Jacktonne Odhiambo, a former chairman of a sugarcane society, says they are encouraging farmers to get into coffee after the collapse of Muhoroni factory.
“We have crossed the bridge and will not look back,” says Odhiambo, who has planted 1,500 bushes.
The retired accountant says the crop has filled the void left by cane after years of frustrations.
So do the farmers fear the challenges afflicting coffee farmers in central Kenya would catch up with them?
“Right now this is our hope. We are optimistic that even if that will happen, we would have reaped from coffee because currently there is little competition.”
But coffee farming did not start few years ago in the region, some farmers have been growing it for decades. Hezekiah Oluoch, 64, a farmer in Gem Kajulu, Homa Bay County, says he began growing coffee in 1976 and has never stopped.
Oluoch grows 1,800 bushes of Ruiru 11 variety, which he sells to Sori Coffee Farmers Cooperative Society, where it is graded and sold to millers.
“In my last harvest, I made a profit of Sh43,000 out of the 212kg I harvested. I have benefitted so much from coffee that I don’t farm other crops. I am still harvesting the bushes I planted when I started,” says Oluoch, noting over 60 farmers are growing the crop in the region.
LOCALS SHOULD CONSUME MORE COFFEE
Mr Mathew Bore, a technical adviser at Sombo Cooperative, says coffee is profitable because one gets 5kg of berries per bush, with 2,000 trees you end up with 10,000kg.
“If the prices are low and a farmer sells them at Sh40 per kilo for instance, he will get Sh400,000. This is unlike cane where the market is flooded with imports, our coffee is on high demand abroad. So, this is the crop to grow.”
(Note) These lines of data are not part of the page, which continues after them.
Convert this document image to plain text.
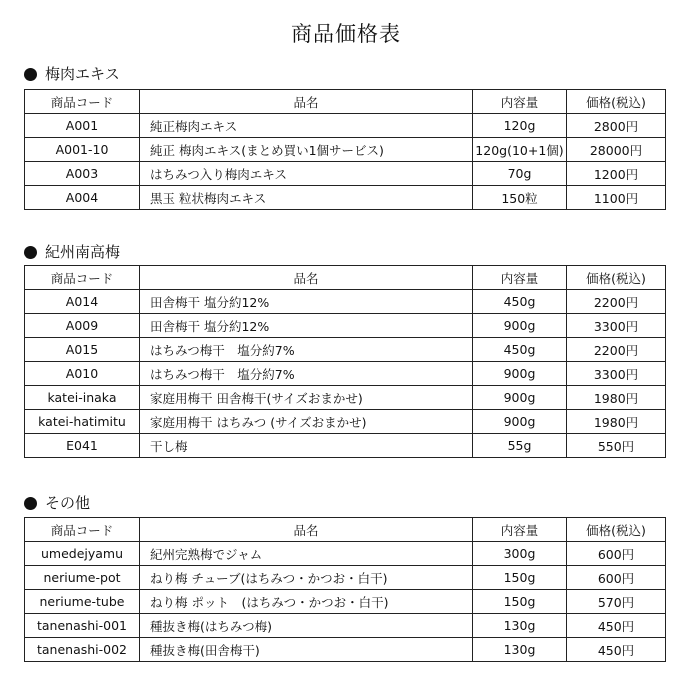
商品価格表
梅肉エキス
商品コード	品名	内容量	価格(税込)
A001	純正梅肉エキス	120g	2800円
A001-10	純正 梅肉エキス(まとめ買い1個サービス)	120g(10+1個)	28000円
A003	はちみつ入り梅肉エキス	70g	1200円
A004	黒玉 粒状梅肉エキス	150粒	1100円
紀州南高梅
商品コード	品名	内容量	価格(税込)
A014	田舎梅干 塩分約12%	450g	2200円
A009	田舎梅干 塩分約12%	900g	3300円
A015	はちみつ梅干　塩分約7%	450g	2200円
A010	はちみつ梅干　塩分約7%	900g	3300円
katei-inaka	家庭用梅干 田舎梅干(サイズおまかせ)	900g	1980円
katei-hatimitu	家庭用梅干 はちみつ (サイズおまかせ)	900g	1980円
E041	干し梅	55g	550円
その他
商品コード	品名	内容量	価格(税込)
umedejyamu	紀州完熟梅でジャム	300g	600円
neriume-pot	ねり梅 チューブ(はちみつ・かつお・白干)	150g	600円
neriume-tube	ねり梅 ポット　(はちみつ・かつお・白干)	150g	570円
tanenashi-001	種抜き梅(はちみつ梅)	130g	450円
tanenashi-002	種抜き梅(田舎梅干)	130g	450円
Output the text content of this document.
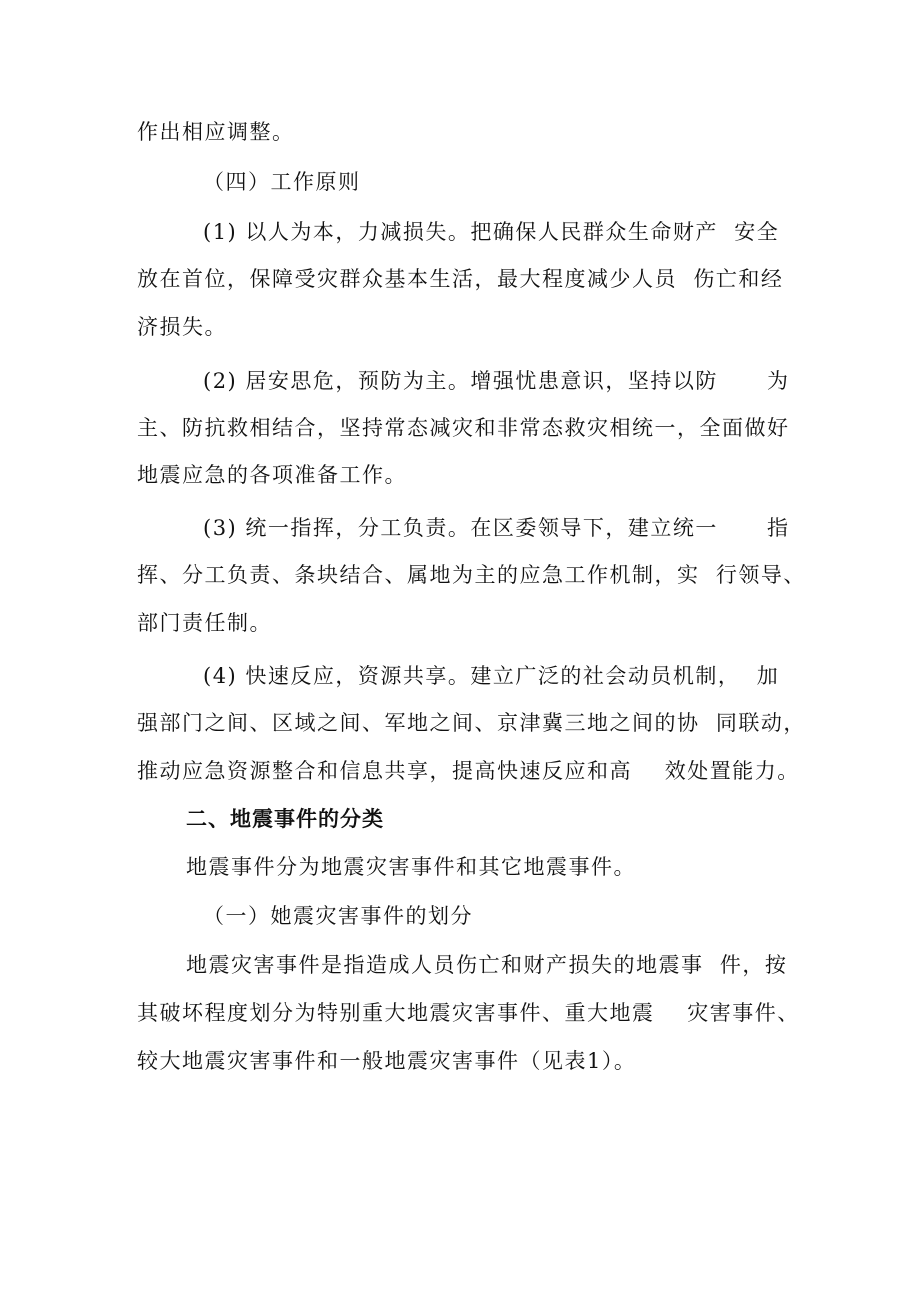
作出相应调整。
（四）工作原则
(1) 以人为本，力减损失。把确保人民群众生命财产  安全
放在首位，保障受灾群众基本生活，最大程度减少人员  伤亡和经
济损失。
(2) 居安思危，预防为主。增强忧患意识，坚持以防      为
主、防抗救相结合，坚持常态减灾和非常态救灾相统一，全面做好
地震应急的各项准备工作。
(3) 统一指挥，分工负责。在区委领导下，建立统一      指
挥、分工负责、条块结合、属地为主的应急工作机制，实  行领导、
部门责任制。
(4) 快速反应，资源共享。建立广泛的社会动员机制，  加
强部门之间、区域之间、军地之间、京津冀三地之间的协  同联动，
推动应急资源整合和信息共享，提高快速反应和高    效处置能力。
二、地震事件的分类
地震事件分为地震灾害事件和其它地震事件。
（一）她震灾害事件的划分
地震灾害事件是指造成人员伤亡和财产损失的地震事  件，按
其破坏程度划分为特别重大地震灾害事件、重大地震    灾害事件、
较大地震灾害事件和一般地震灾害事件（见表1）。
Prof Matthews Dida, a plant breeder at Maseno University, says while the shift to coffee is laudable, the crop has its own challenges.
“We rely a lot on the export market because we do not consume much coffee locally. Once many farmers in western Kenya embrace the crop, production will increase and prices may fall. This is likely to cause frustration,” he says, adding Kenyans should go the Ethiopian way where locals consume a lot of coffee if more regions are to grow the crop profitably.
Agriculture PS Dr Richard Lesiyampe said recently that the government is keen on introducing coffee to other regions. According to the ministry, in 2013/2014 and 2014/2015, new 3,500 hectares of the Batian and Ruiru 11 coffee varieties were planted outside the traditional Mt Kenya region, where the crop is facing a threat from real estate encroachment and new economic ventures such as horticulture.
Additional reporting by Barrack Oduor
- Coffee is the third largest foreign export earning crop, after tea and horticultural produce and supports over 700,000 farmers.
- The crop is famous for its strong and rich flavour and pleasant aroma, preferred by roasters and blenders worldwide.
- The coffee industry has for a while now been floundering in a series of missteps due to mismanagement, corrupt dealings, price dipping and thefts.
- Production has declined, from 130,000 tonnes yearly in 1990’s to 40,000 tonnes in the recent past, with the income also plummeting down to Sh15.18 billion from Sh50.6 billion.
- President Kenyatta recently appointed a task force to look into affairs of the crop for the sector's improvement.